Scientific classification
- Kingdom: Plantae
- Clade: Embryophytes
- Clade: Tracheophytes
- Clade: Angiosperms
- Clade: Eudicots
- Order: Caryophyllales
- Family: Nepenthaceae
- Genus: Nepenthes
- Species: N. mira
- Binomial name: Nepenthes mira Jebb & Cheek (1998)

= Nepenthes mira =

- Genus: Nepenthes
- Species: mira
- Authority: Jebb & Cheek (1998) |
- Conservation status: VU

Tropical pitcher plant endemic to the Philippines

Nepenthes mira (/nᵻˈpɛnθiːz ˈmiːrə/; from Latin mirus "wonderful") is a highland pitcher plant endemic to Palawan in the Philippines. It grows at elevations of 1,550–1,605 m above sea level.

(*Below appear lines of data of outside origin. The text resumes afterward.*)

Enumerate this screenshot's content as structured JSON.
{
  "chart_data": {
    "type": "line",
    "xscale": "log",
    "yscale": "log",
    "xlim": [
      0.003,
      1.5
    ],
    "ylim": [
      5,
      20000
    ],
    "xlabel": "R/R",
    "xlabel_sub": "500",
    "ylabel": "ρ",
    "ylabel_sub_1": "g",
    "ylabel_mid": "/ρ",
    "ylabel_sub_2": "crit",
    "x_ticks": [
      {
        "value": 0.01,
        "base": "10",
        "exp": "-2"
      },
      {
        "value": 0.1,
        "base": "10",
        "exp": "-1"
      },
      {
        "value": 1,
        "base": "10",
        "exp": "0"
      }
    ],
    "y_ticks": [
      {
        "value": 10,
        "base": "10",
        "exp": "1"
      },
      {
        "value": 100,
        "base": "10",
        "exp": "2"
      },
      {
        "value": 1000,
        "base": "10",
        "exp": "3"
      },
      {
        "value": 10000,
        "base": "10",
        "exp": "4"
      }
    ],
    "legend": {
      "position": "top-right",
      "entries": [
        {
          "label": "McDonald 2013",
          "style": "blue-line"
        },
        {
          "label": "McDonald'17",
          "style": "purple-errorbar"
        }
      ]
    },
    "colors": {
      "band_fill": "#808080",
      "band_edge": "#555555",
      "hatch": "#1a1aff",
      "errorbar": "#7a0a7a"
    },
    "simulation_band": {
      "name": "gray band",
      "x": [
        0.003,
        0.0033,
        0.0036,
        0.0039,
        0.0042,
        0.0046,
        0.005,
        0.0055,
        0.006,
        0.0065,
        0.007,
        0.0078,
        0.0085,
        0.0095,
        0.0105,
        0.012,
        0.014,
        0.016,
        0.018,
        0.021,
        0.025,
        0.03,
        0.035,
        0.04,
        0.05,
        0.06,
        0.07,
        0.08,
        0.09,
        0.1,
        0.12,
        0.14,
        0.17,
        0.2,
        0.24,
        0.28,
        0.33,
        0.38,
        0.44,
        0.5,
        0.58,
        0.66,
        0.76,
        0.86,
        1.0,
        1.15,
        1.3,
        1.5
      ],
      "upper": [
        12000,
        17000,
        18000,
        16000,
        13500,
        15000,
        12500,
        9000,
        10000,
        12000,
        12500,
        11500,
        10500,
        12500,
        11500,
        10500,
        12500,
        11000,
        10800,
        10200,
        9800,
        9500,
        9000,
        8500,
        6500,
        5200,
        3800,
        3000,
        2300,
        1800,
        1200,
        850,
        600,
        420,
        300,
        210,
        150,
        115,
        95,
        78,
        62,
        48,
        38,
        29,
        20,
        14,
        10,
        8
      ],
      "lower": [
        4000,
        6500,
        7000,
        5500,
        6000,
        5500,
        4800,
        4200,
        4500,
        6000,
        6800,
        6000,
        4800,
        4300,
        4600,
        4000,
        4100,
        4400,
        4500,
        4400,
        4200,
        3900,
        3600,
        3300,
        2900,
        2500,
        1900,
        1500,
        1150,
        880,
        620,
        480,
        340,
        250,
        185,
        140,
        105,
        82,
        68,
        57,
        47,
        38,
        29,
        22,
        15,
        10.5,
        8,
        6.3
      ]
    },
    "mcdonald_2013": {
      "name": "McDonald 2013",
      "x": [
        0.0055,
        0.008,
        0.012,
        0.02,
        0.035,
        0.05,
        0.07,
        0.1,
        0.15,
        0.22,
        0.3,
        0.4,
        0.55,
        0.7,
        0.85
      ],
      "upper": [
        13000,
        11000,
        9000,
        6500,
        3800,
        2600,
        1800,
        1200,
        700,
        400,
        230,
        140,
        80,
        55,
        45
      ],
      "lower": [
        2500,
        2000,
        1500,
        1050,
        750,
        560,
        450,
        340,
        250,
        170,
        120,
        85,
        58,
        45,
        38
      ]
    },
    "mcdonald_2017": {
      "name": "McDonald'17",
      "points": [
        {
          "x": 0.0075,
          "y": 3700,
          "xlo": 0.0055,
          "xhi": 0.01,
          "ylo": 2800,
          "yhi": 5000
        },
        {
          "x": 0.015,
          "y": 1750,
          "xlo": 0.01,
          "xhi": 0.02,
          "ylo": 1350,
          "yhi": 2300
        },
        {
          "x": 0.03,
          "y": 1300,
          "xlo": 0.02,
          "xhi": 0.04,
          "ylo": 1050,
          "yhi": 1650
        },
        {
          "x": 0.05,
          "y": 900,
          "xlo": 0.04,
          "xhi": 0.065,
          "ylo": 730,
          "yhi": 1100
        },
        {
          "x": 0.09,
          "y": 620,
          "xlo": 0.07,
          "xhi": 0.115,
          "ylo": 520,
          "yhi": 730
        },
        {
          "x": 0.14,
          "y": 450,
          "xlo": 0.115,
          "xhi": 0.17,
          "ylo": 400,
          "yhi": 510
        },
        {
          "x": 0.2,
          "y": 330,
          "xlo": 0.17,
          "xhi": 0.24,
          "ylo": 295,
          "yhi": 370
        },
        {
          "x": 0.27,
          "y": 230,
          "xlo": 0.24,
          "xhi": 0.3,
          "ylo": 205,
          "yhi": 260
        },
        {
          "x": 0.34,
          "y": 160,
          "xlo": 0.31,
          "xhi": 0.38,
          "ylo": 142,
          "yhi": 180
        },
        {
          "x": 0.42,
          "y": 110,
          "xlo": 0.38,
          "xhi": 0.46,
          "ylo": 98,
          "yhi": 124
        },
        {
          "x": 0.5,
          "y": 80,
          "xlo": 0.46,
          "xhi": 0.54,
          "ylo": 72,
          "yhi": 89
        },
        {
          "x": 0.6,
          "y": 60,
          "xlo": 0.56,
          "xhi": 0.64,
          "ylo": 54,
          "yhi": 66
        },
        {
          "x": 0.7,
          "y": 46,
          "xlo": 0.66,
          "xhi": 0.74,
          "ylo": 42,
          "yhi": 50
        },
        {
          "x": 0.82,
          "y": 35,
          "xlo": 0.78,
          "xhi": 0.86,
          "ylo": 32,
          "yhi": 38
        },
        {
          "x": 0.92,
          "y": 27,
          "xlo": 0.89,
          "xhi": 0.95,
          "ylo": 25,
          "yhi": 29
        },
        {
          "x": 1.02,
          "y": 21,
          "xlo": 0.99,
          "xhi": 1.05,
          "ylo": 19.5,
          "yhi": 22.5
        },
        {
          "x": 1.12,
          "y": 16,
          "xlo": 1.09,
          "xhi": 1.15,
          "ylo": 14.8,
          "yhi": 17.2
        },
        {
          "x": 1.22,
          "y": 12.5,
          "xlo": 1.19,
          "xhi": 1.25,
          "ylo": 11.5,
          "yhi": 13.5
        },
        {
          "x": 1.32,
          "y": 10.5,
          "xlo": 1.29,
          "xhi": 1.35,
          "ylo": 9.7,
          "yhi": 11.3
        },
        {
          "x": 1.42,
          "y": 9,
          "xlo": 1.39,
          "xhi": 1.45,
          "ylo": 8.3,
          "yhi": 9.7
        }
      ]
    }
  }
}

Nepenthes mira was formally described by Matthew Jebb and Martin Cheek in 1998. The authors suggest that N. mira is related to the Bornean species N. edwardsiana, N. macrophylla, and N. villosa. In his Carnivorous Plant Database, taxonomist Jan Schlauer treats this species as a heterotypic synonym of N. deaniana.

Nepenthes mira has no known natural hybrids. No forms or varieties have been described.